From a review by Ahmed Rashid (“Afghanistan: On the Brink” in the New York Review of Books) that also addresses Greg Mortenson (a mountain climber turned philanthropist who became famous with his book “Three cups of tea”) and Ann Jones and her criticism on Robert Kaplan (whose book “Soldiers of God” according to her “sometimes read[s] like fan mail, tinged with a kind of homoerotic glorification of manliness, yet safely homoerotic because these tough, fierce, idealized bearded warriors seemed the very pinnacle of macho masculinity.” – a criticism I can at least partly agree with although not on the grounds of feminism as Rashid claims for Jones) I turned towards another assessment by Barnett Rubin – his pragmatic comments on the targets set by the US and during the Bonn conference, written in 2006 but already addressing many points some pundits pretend to have invented only recently (read the CFR report also as PDF for free).

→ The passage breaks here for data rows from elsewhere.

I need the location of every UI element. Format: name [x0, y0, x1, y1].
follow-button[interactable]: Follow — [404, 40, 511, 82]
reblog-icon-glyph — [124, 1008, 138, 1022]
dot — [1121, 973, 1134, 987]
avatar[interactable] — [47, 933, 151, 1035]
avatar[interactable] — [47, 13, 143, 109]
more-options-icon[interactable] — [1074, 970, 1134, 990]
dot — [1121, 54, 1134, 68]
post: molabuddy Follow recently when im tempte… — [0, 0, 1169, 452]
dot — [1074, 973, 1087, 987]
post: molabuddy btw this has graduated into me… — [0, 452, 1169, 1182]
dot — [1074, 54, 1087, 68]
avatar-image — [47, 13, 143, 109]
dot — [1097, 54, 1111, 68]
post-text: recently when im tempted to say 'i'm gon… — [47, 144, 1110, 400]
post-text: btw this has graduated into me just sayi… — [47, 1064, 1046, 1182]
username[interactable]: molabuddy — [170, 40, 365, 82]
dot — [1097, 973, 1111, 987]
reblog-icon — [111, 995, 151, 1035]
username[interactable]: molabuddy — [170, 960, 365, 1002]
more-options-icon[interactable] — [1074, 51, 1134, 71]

A document he refers to extensively is the Afghanistan National Development Strategy by the Afghan government, a document I haven’t read yet (it includes 234 pages) but which has been acclaimed by international experts as outstanding for the standards of developing countries.

The outcome from the conference, including all projected targets is also available at CFR.

Also PBS covered the Bonn conference, albeit without video material as far as I could grasp.